Ryan heard a woman's voice for the first time, pitched low, but with the crack of a command to it. The bulky figure of the man shifted sideways a few steps, until it stood directly beneath one of the torches.
Then, at long last, Ryan was able to properly see his brother. He had the same clumsy, shuffling, crablike walk with the right leg trailing and the right shoulder lifted in an unsightly hump. His face was partly in shadow, but Ryan could detect that there was some malformation of the mouth and nose. After so many years it gave him a thrill of vicious pleasure to see that his parting punch into his brother's hooked nose had been so brutally successful.
But above all of this was the astonishing way that Harvey Cawdor had grown grotesquely fat.
Not plump. Not just obese. But grossly, obscenely fat. He wore a flowing gown, like a cerise bed sheet, but it couldn't conceal his size. A quick guess put him around the 350-pound mark. His clothes were covered in delicate filigree embroidery, in woven patterns of silver and gold. His chubby hands were smothered in rings, one with what looked like a human eye set in a stone of amber.
Lady Rachel moved, with an infinite grace that caught Ryan's attention, to stand near the lord of the ville. Her face turned away from the light to peer down into the gloomy cavern of the hall at the man and the woman. She was taller than Harvey Cawdor, slim and elegant, wearing a gown that looked like black velvet, soft as sin. Her hair was cropped to her narrow shoulders, dark and lustrous. Her cheeks were very pale, and her eyes had vanished like gemstones of midnight jet in the hollows of their sockets. She wore no facial makeup, and her fingers were long and strong without any jewelry.
"Is the woman mutie?" she asked in a soft, caressing, melodious voice.
"No, she's not, Lady Rachel," Krysty replied in a loud, ringing voice, startling Ryan as he felt it wash over him like a breath of fresh air. Only then did he realize that the room carried the scent of some floral incense. One of his father's serving women had used something like it. The odor was clinging and sickly sweet, like the rotting meat that attracts the most beautiful of butterflies.
"Where are the others of your party, Master Thursby?'' the lady asked. "There are two more men and then two more that have fled our hospitality into the unfriendly Shens."
"True, my lady. Doctor Theophilus Tanner and his... and Lori Quint. I am Floyd Thursby, as you know, and this is Krysty Wroth, from the ville of Harmony." He turned as the door opened once more. "This is Jak Lauren from the far south of the Deathlands."
The woman on the balcony gasped aloud. "Azrael! His hair, husband!"
"Mutie. A mutie, here in the heart of my ville. Take him, guards! Slit his throat and in the boar pit for my precious pets."
"He is not a mutie, great lord," Krysty said. "His hair is natural. Where he comes from it's as common as red or black hair."
Harvey Cawdor laughed, shaking like a massive cherry jelly. "'Great lord!' Rachel, did you hear? The red-hair is... I like her, like her, like her." His voice edged up the scale toward a falsetto shriek that made the torches dance and flare into bright flames.
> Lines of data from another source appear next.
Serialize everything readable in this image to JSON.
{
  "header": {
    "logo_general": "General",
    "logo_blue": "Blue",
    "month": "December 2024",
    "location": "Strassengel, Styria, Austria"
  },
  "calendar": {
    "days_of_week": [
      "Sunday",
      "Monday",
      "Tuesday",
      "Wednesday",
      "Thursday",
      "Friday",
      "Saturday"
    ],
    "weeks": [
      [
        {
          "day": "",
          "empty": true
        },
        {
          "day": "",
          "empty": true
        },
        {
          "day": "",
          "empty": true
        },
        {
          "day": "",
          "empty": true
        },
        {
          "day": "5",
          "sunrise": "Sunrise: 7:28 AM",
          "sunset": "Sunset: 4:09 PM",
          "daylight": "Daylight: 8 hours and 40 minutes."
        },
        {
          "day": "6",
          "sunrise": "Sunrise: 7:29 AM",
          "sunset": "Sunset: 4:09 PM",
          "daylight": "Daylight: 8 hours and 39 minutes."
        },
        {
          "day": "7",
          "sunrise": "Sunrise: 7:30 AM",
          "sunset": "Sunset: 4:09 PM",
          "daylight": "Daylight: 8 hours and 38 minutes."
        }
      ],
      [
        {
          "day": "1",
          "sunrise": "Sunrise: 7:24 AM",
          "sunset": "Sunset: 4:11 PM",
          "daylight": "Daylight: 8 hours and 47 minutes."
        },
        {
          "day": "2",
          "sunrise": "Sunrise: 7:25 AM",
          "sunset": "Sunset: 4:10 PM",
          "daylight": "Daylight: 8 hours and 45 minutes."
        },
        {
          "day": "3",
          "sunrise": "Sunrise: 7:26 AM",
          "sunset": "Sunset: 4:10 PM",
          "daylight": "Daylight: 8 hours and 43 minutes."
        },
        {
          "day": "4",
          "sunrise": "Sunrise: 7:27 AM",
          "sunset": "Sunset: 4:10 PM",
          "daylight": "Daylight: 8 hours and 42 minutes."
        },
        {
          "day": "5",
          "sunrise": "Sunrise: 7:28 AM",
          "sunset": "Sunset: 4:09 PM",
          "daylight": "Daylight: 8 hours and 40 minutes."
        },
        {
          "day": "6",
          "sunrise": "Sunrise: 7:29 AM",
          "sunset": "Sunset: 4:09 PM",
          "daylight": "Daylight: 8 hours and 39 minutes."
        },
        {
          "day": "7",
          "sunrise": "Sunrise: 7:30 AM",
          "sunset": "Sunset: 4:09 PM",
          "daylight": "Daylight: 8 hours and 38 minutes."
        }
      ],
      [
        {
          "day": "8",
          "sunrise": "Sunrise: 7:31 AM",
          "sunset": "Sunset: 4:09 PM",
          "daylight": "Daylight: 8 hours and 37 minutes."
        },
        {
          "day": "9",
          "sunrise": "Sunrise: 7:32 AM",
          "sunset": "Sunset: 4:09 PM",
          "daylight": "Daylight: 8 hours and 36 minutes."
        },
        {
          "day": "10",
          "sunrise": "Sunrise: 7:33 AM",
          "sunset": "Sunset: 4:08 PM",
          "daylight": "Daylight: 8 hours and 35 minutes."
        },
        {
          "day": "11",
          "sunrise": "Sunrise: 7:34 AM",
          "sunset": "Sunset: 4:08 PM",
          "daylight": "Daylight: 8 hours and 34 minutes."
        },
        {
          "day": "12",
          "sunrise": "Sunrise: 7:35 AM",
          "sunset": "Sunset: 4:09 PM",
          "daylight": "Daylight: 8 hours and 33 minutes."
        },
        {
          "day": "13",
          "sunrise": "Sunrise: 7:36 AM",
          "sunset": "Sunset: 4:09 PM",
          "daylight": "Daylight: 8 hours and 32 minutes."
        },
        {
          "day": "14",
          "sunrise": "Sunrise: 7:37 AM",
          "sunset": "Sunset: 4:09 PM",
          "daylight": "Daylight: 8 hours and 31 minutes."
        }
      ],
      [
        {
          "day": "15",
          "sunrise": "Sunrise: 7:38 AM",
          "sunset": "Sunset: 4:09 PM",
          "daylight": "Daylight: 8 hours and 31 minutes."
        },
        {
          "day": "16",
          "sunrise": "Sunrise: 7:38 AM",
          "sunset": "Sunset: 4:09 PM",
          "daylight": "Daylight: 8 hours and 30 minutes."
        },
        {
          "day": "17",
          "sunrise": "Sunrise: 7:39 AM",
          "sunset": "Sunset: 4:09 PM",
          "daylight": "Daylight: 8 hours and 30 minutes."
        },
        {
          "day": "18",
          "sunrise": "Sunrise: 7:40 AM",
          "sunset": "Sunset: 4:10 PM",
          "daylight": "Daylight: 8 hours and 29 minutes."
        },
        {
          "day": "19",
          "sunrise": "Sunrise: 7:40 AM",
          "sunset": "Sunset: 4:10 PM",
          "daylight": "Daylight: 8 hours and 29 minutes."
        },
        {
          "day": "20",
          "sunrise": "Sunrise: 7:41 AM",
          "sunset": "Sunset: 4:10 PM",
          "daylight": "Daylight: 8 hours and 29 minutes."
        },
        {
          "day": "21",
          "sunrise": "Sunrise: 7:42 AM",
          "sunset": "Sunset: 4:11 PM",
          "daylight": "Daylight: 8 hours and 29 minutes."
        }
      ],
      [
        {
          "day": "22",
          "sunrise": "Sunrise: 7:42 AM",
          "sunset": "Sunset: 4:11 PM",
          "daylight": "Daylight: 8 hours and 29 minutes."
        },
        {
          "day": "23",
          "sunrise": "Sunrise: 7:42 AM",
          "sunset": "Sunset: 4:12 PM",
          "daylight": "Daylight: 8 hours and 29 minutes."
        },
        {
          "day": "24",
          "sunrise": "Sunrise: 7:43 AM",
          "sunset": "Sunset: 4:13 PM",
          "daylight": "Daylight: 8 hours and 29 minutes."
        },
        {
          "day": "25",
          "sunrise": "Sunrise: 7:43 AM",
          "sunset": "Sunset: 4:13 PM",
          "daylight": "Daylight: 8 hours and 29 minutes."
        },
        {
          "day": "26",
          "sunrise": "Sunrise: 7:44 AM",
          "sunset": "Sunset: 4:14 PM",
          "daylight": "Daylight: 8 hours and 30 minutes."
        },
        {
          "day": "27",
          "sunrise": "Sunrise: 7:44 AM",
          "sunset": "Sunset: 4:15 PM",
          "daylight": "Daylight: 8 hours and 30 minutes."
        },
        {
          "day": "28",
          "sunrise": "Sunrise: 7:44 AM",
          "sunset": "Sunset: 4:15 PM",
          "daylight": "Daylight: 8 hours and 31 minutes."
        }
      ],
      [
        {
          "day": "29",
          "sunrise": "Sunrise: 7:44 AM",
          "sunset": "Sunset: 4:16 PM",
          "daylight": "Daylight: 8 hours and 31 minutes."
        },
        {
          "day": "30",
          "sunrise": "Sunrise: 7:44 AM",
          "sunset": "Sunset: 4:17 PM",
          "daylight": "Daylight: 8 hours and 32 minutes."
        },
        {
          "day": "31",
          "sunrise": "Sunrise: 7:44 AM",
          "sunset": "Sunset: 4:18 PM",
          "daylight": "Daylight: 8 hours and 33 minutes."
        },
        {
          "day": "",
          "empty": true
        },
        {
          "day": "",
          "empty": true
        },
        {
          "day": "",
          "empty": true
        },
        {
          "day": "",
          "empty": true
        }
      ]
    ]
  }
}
At that moment, as quick and neat as ever, J.B. came into the room, glanced up at where the lord and lady of the manor stood and folded himself into a bow so deep it held the taint of parody. Fortunately neither of the Cawdors seemed aware of that. Ryan introduced him.
"John Barrymore Dix, from Cripple Creek in the Rockies. A man with a great skill with all blasters and weapons."
"Could use him, Rachel," a slobbering Harvey said. "Lotsa blasters going home, sweet home on the range. Need a good man to put them together again, again."